Dr. Chapman says of serpentaria "that it is admirably suited to check vomiting, and to tranquilize the stomach, especially in bilious cases." (Elem. of Therap., etc., 2d ed., ii. 434).

Administration

The medicine is sometimes, but rarely, given in powder. The Infusion (Infusum Serpentaria, U.S.), made in the proportion of half an ounce to a pint of boiling water, is the preparation ordinarily used. In the present Pharmacopoeia the infusion, though prepared also in this way, is preferably made by percolation with cold water, essentially the same proportions being used. There is an officinal Tincture (Tinctura Serpentariae, U. S.), which is rendered turbid by water.

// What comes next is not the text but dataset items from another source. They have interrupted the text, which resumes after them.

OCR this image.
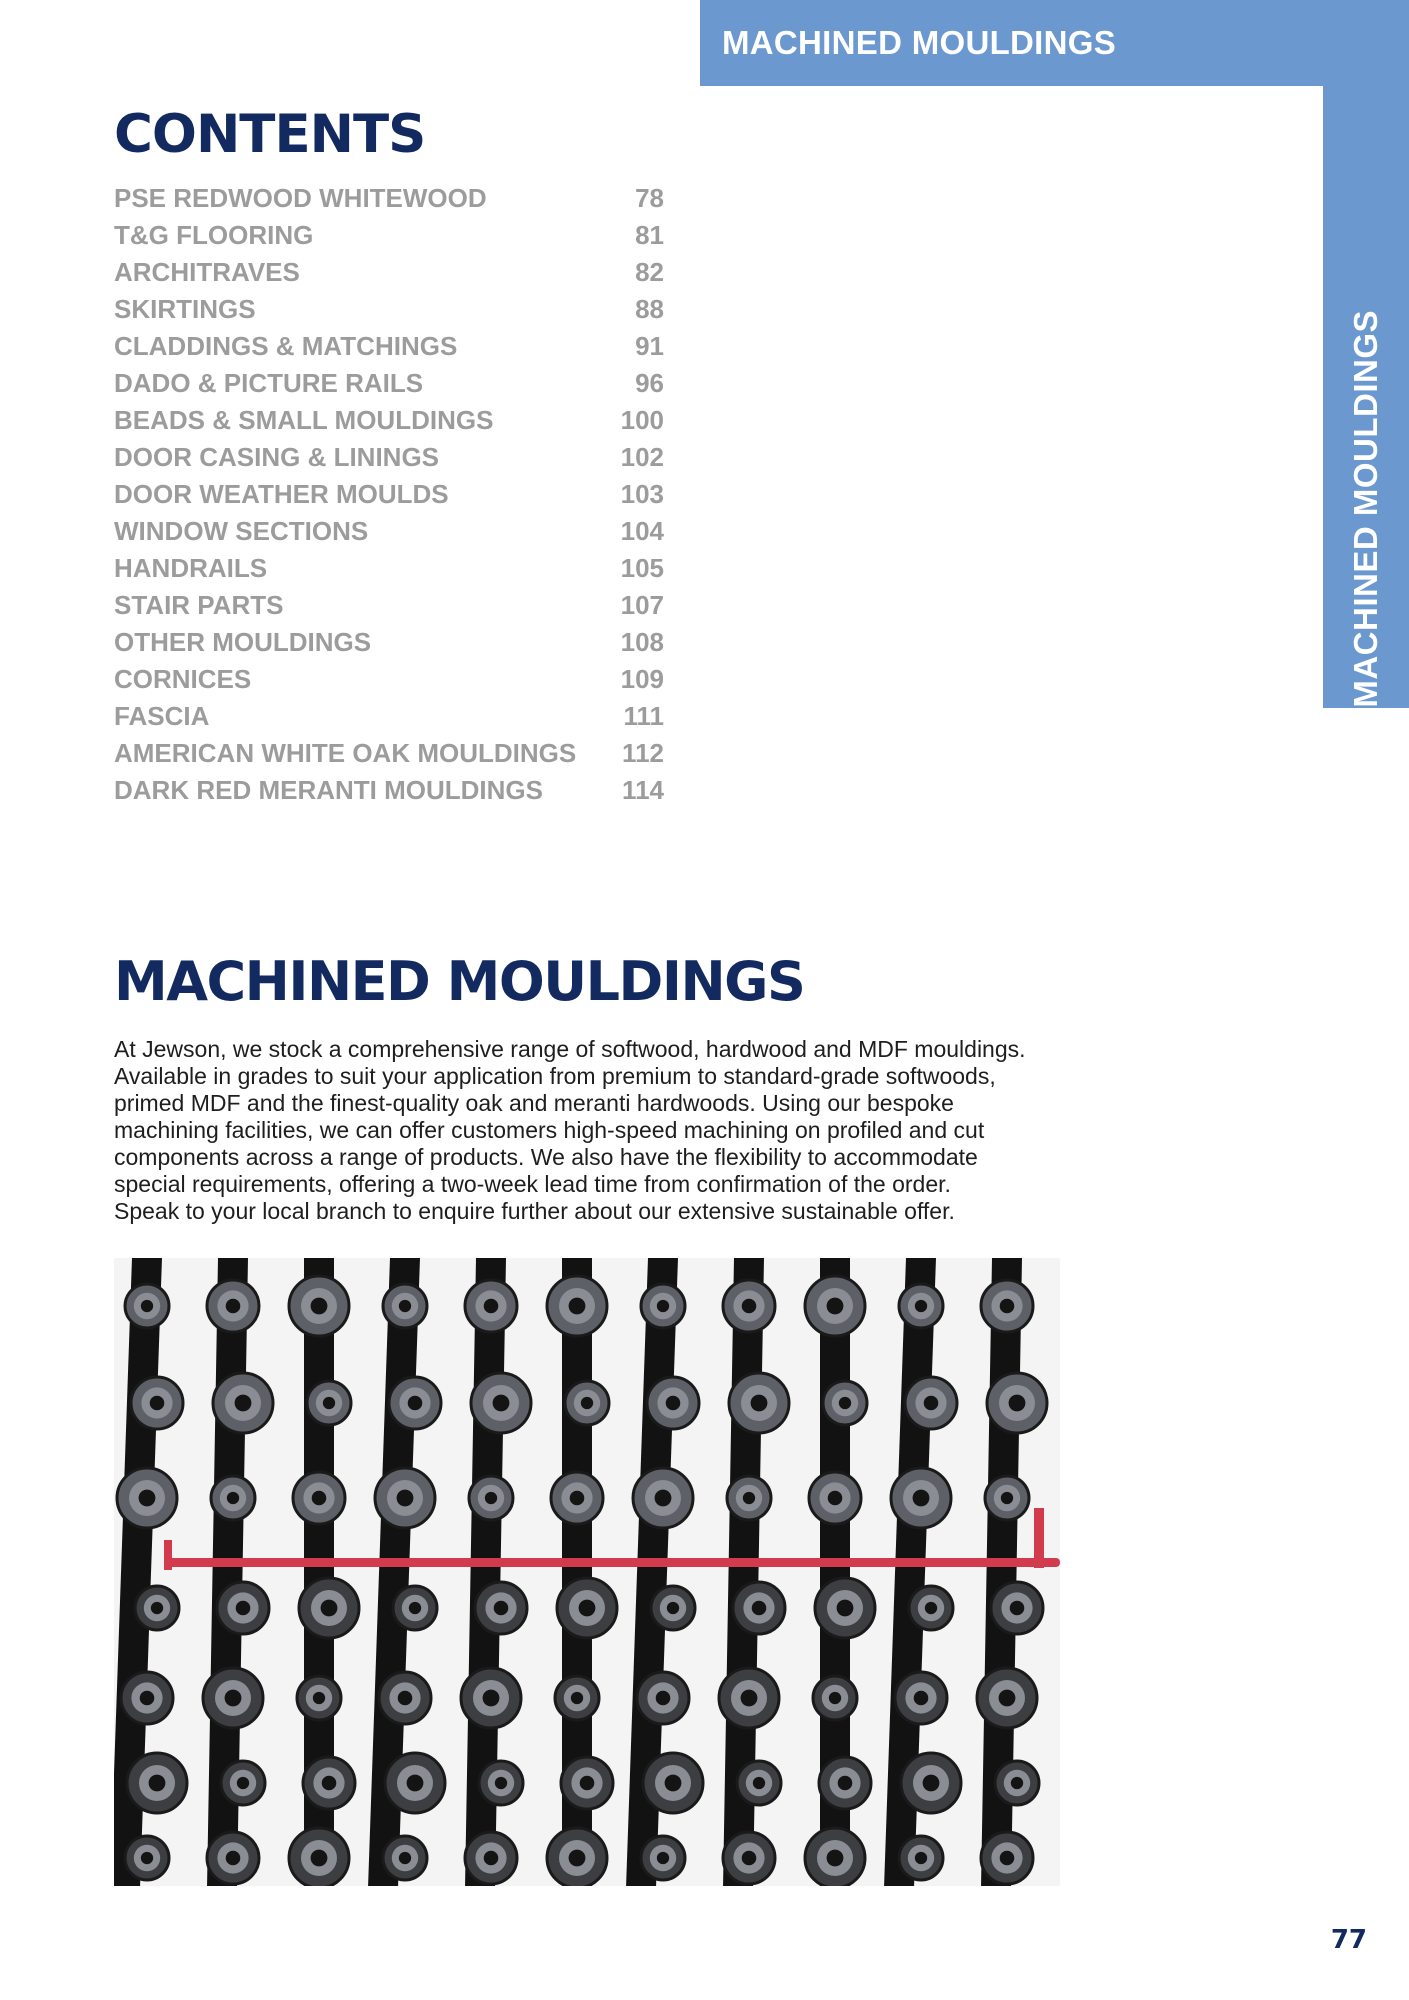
MACHINED MOULDINGS
MACHINED MOULDINGS
CONTENTS
PSE REDWOOD WHITEWOOD	78
T&G FLOORING	81
ARCHITRAVES	82
SKIRTINGS	88
CLADDINGS & MATCHINGS	91
DADO & PICTURE RAILS	96
BEADS & SMALL MOULDINGS	100
DOOR CASING & LININGS	102
DOOR WEATHER MOULDS	103
WINDOW SECTIONS	104
HANDRAILS	105
STAIR PARTS	107
OTHER MOULDINGS	108
CORNICES	109
FASCIA	111
AMERICAN WHITE OAK MOULDINGS 112
DARK RED MERANTI MOULDINGS	114
MACHINED MOULDINGS

At Jewson, we stock a comprehensive range of softwood, hardwood and MDF mouldings.
Available in grades to suit your application from premium to standard-grade softwoods,
primed MDF and the finest-quality oak and meranti hardwoods. Using our bespoke
machining facilities, we can offer customers high-speed machining on profiled and cut
components across a range of products. We also have the flexibility to accommodate
special requirements, offering a two-week lead time from confirmation of the order.
Speak to your local branch to enquire further about our extensive sustainable offer.

77
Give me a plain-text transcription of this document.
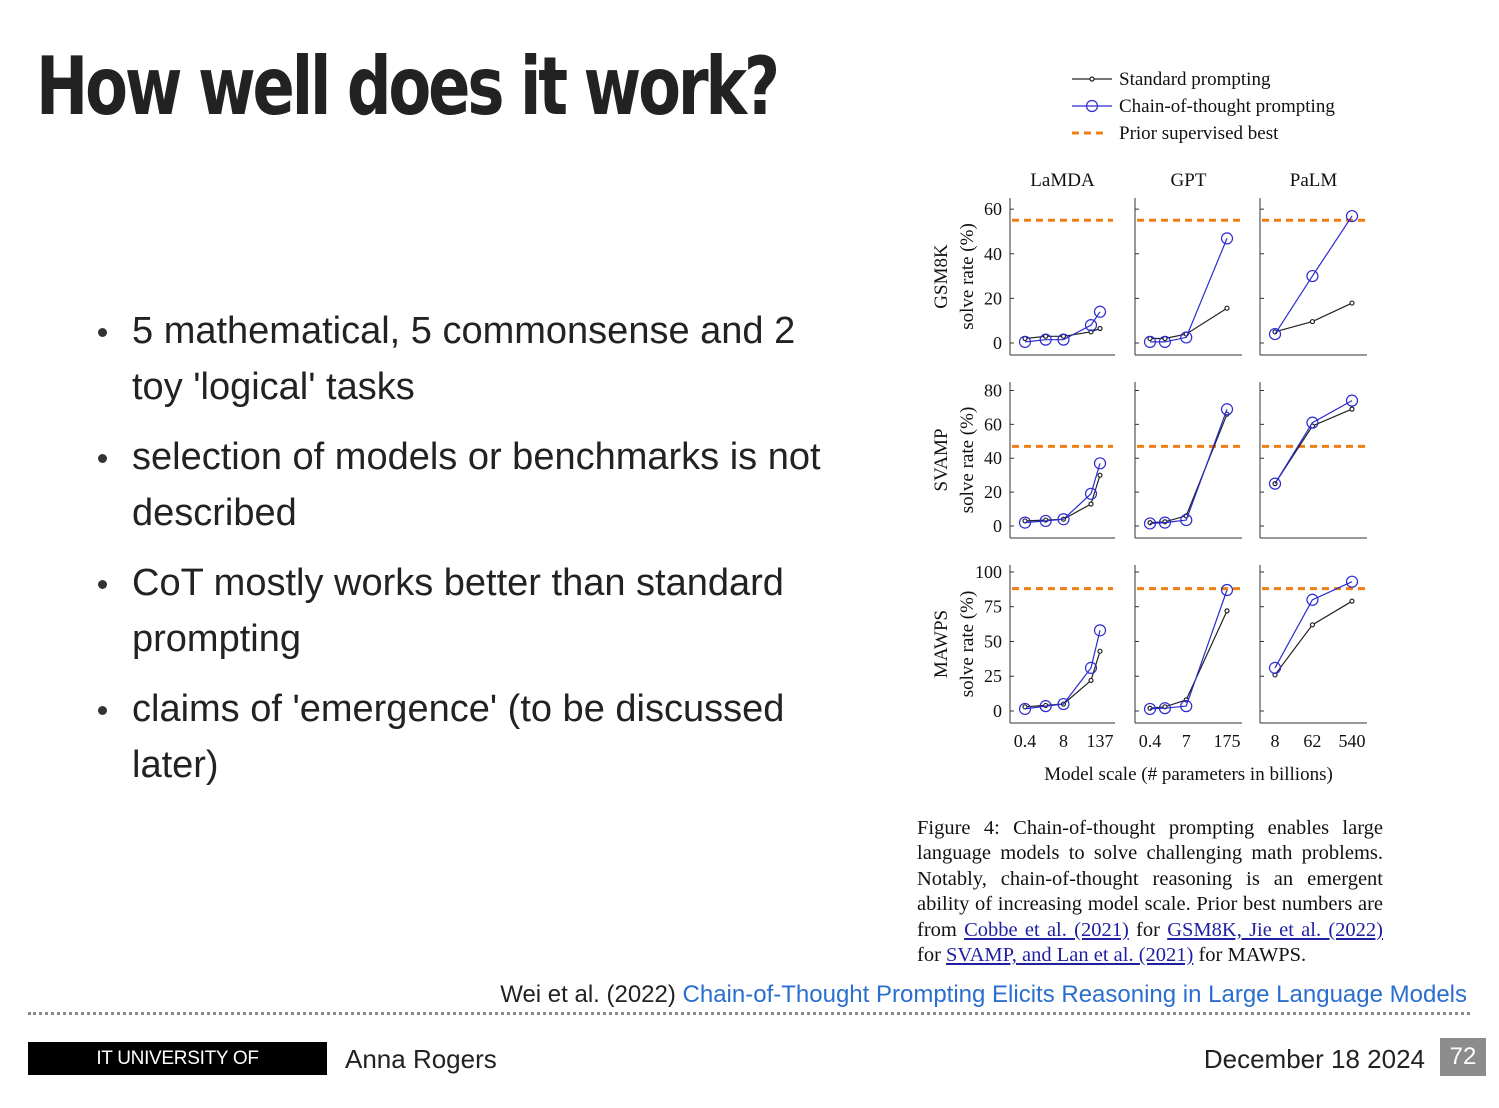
How well does it work?
5 mathematical, 5 commonsense and 2 toy 'logical' tasks
selection of models or benchmarks is not described
CoT mostly works better than standard prompting
claims of 'emergence' (to be discussed later)
Standard prompting
Chain-of-thought prompting
Prior supervised best
LaMDA	GPT	PaLM
GSM8K solve rate (%)
0
20
40
60
SVAMP solve rate (%)
0
20
40
60
80
MAWPS solve rate (%)
0
25
50
75
100
0.4 8 137 0.4 7 175 8 62 540
Model scale (# parameters in billions)

Figure 4: Chain-of-thought prompting enables large language models to solve challenging math problems. Notably, chain-of-thought reasoning is an emergent ability of increasing model scale. Prior best numbers are from Cobbe et al. (2021) for GSM8K, Jie et al. (2022) for SVAMP, and Lan et al. (2021) for MAWPS.

Wei et al. (2022) Chain-of-Thought Prompting Elicits Reasoning in Large Language Models
IT UNIVERSITY OF COPENHAGEN
Anna Rogers	December 18 2024	72
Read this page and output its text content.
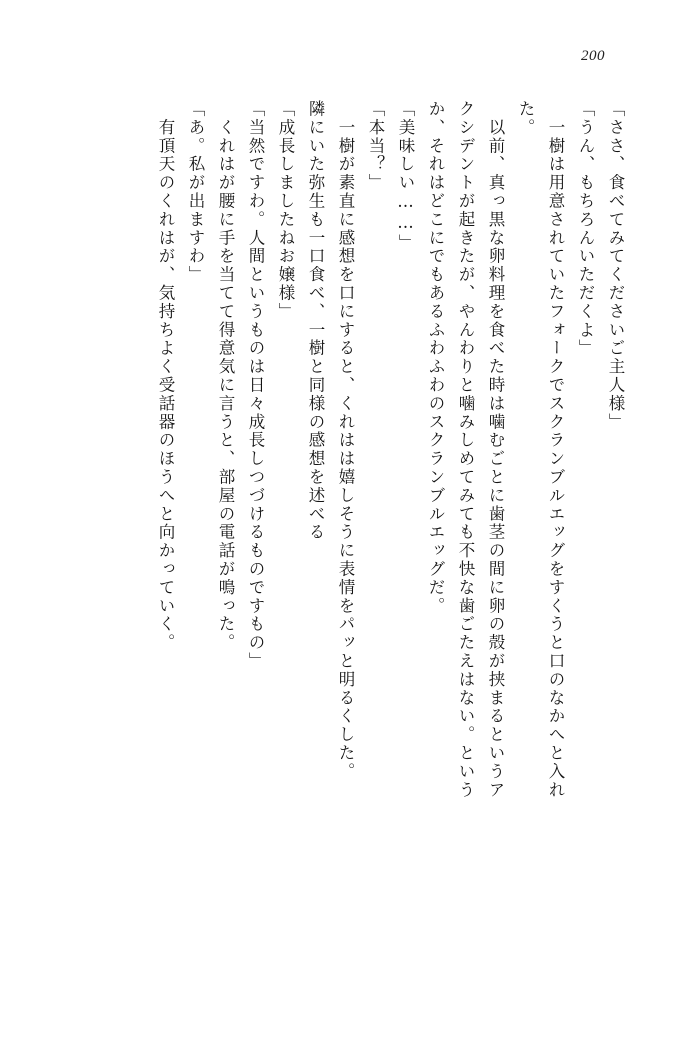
200
「ささ、食べてみてくださいご主人様」
「うん、もちろんいただくよ」
　一樹は用意されていたフォークでスクランブルエッグをすくうと口のなかへと入れ
た。
　以前、真っ黒な卵料理を食べた時は噛むごとに歯茎の間に卵の殻が挟まるというア
クシデントが起きたが、やんわりと噛みしめてみても不快な歯ごたえはない。という
か、それはどこにでもあるふわふわのスクランブルエッグだ。
「美味しい……」
「本当？」
　一樹が素直に感想を口にすると、くれはは嬉しそうに表情をパッと明るくした。
隣にいた弥生も一口食べ、一樹と同様の感想を述べる
「成長しましたねお嬢様」
「当然ですわ。人間というものは日々成長しつづけるものですもの」
　くれはが腰に手を当てて得意気に言うと、部屋の電話が鳴った。
「あ。私が出ますわ」
　有頂天のくれはが、気持ちよく受話器のほうへと向かっていく。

The dose of the powder is from ten to thirty grains; that of the infusion, one or two fluidounces, to be repeated three or four times a day in chronic cases, every hour, two, or three hours, in acute. Of the tincture, which is employed chiefly as a stimulant and stomachic addition to other medicines, the dose is one or two fluidrachms.

A Fluid Extract (Extractum Serpentariae Fluidum, U. S.) is directed in the present Pharmacopoeia, and is a good preparation, containing all the virtues of the root in a very small space. It is, indeed, a concentrated tincture; but the proportion of alcohol is almost insignificant, and, in view of the stimulant effect the fluid extract is intended to produce, wholly so. The dose is twenty or thirty minims, to be frequently repeated.